The Delta Blues
What happened in 08
Was yesterday’s news.
What’s happening now
Is the delta blues.
I’m mystified by the emphasis some pundits are placing on totals while ignoring recent changes in those totals—the deltas. Even though most of the growth in the Fed’s balance sheet is almost two years old, some say its size is too big and must be shrunk. It’s the same with bank reserves and the money supply. Many say we have plenty of money out there and dangerously high levels of bank reserves. I say the markets and the economy have long since adjusted to those levels; it’s what’s happening to them now and recently that matters. It’s the delta stupid.
Back in the day, I could quote you the change in real GDP for the past several quarters without trying hard. Yet, if someone had asked me the level of GDP, I would have had no idea. I remembered the last few months of changes in prices, industrial production, the money supply, and so on, but I, and most of my colleagues, couldn’t have recalled the absolute levels of these indices. Why not? Because the levels didn’t really matter to the state of the economy or policy. What mattered was how they were changing.
I infer that Milton Friedman’s view of the proper level of bank reserves, Fed assets, and the like, was that they should all be whatever was necessary to achieve a moderate steady growth rate in the money supply. It was the growth or change in the money supply that mattered—not the levels.
When the FOMC decided recently to prevent major shrinkage in its portfolio from resulting from the run-off in mortgage-backed securities, that was not a decision to ease policy. It was a decision not to allow an automatic tightening of policy. It will become clear soon that it must do more and achieve whatever growth in its portfolio is necessary to keep the money supply growing, at least slowly.

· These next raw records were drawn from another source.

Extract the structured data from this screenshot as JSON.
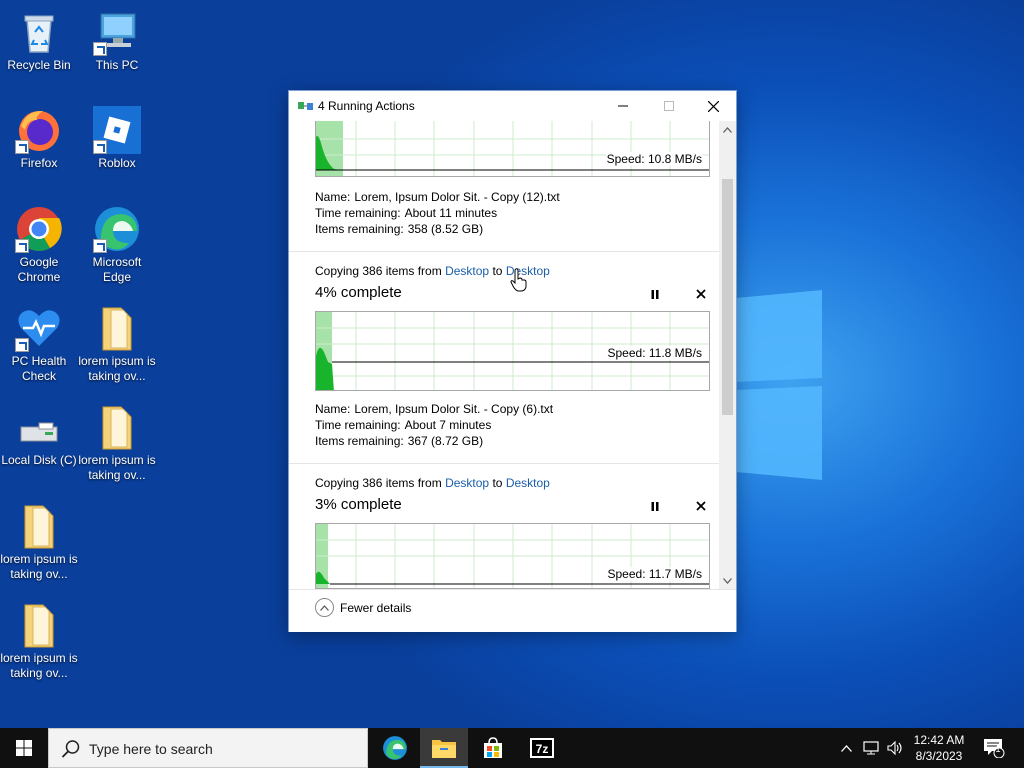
{
  "desktop": {
    "icons": [
      {
        "label": "Recycle Bin"
      },
      {
        "label": "This PC"
      },
      {
        "label": "Firefox"
      },
      {
        "label": "Roblox"
      },
      {
        "label": "Google Chrome"
      },
      {
        "label": "Microsoft Edge"
      },
      {
        "label": "PC Health Check"
      },
      {
        "label": "lorem ipsum is taking ov..."
      },
      {
        "label": "Local Disk (C)"
      },
      {
        "label": "lorem ipsum is taking ov..."
      },
      {
        "label": "lorem ipsum is taking ov..."
      },
      {
        "label": "lorem ipsum is taking ov..."
      }
    ]
  },
  "dialog": {
    "title": "4 Running Actions",
    "footer_label": "Fewer details",
    "ops": [
      {
        "speed": "Speed: 10.8 MB/s",
        "name_key": "Name:",
        "name_val": "Lorem, Ipsum Dolor Sit. - Copy (12).txt",
        "time_key": "Time remaining:",
        "time_val": "About 11 minutes",
        "items_key": "Items remaining:",
        "items_val": "358 (8.52 GB)"
      },
      {
        "copy_prefix": "Copying 386 items from",
        "from": "Desktop",
        "to_word": "to",
        "to": "Desktop",
        "percent": "4% complete",
        "progress": 0.04,
        "speed": "Speed: 11.8 MB/s",
        "name_key": "Name:",
        "name_val": "Lorem, Ipsum Dolor Sit. - Copy (6).txt",
        "time_key": "Time remaining:",
        "time_val": "About 7 minutes",
        "items_key": "Items remaining:",
        "items_val": "367 (8.72 GB)"
      },
      {
        "copy_prefix": "Copying 386 items from",
        "from": "Desktop",
        "to_word": "to",
        "to": "Desktop",
        "percent": "3% complete",
        "progress": 0.03,
        "speed": "Speed: 11.7 MB/s"
      }
    ]
  },
  "taskbar": {
    "search_placeholder": "Type here to search",
    "time": "12:42 AM",
    "date": "8/3/2023",
    "notification_count": "1",
    "apps": [
      "edge-icon",
      "file-explorer-icon",
      "store-icon",
      "7zip-icon"
    ]
  },
  "colors": {
    "accent_link": "#1a5ea8",
    "graph_green": "#18b42c",
    "graph_grid": "#bfe6c0"
  }
}
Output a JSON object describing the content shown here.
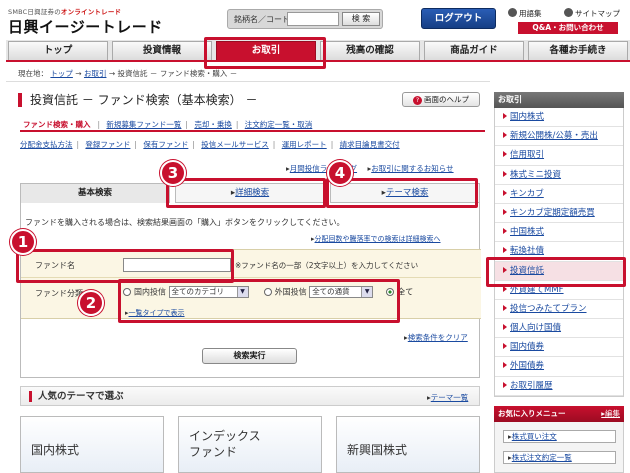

Referring to the high level of excess reserves being held by banks, many say “You can lead a horse to water, but you can’t make it drink.” If that’s true, the solution is not to take the water away. Add more water, and perhaps spike it with a little punch, until the horses start drinking. If monetary policy has not been sufficiently easy to promote faster growth, the solution is not to tighten policy but to make it easier.
Remember the law of diminishing marginal utility in Econ 101? It says that additional units of something adds less to total satisfaction than previous units of the same thing added. While total satisfaction may rise with more, it will rise at a slower rate, and we will reallocate our holdings to substitute something with higher utils of satisfaction at the margin for something else providing fewer utils. We constantly reallocate, maximizing our satisfaction by having the marginal additions to satisfaction roughly the same for each portfolio item.
Holding money or cash is no exception. If we hold additional cash or banks hold additional cash reserves, total utility will rise, but marginal utility will likely fall. At some point the benefits of spending, investing or lending additional cash will outweigh the benefits of holding more of it. That calls for more money creation, not less. Eventually the horses will drink.
The horses don’t have to drink. The hubris of our central planners think they can make horses drink by spiking the water. Right now, many horses view the water as poison? The horses are not going to drink.
It’s called debt saturation, and it’s everywhere: Federal, State, City, Corporate, Individual. As an aggregate, debt costs have exceeded incomes.
On another issue, any constant rate of growth eventually leads to an exponential rise (fundamental law of mathematics). Exponential rises always have a limit and blow out. Try plotting it yourself in Excel. Constant growth rates cannot go on forever.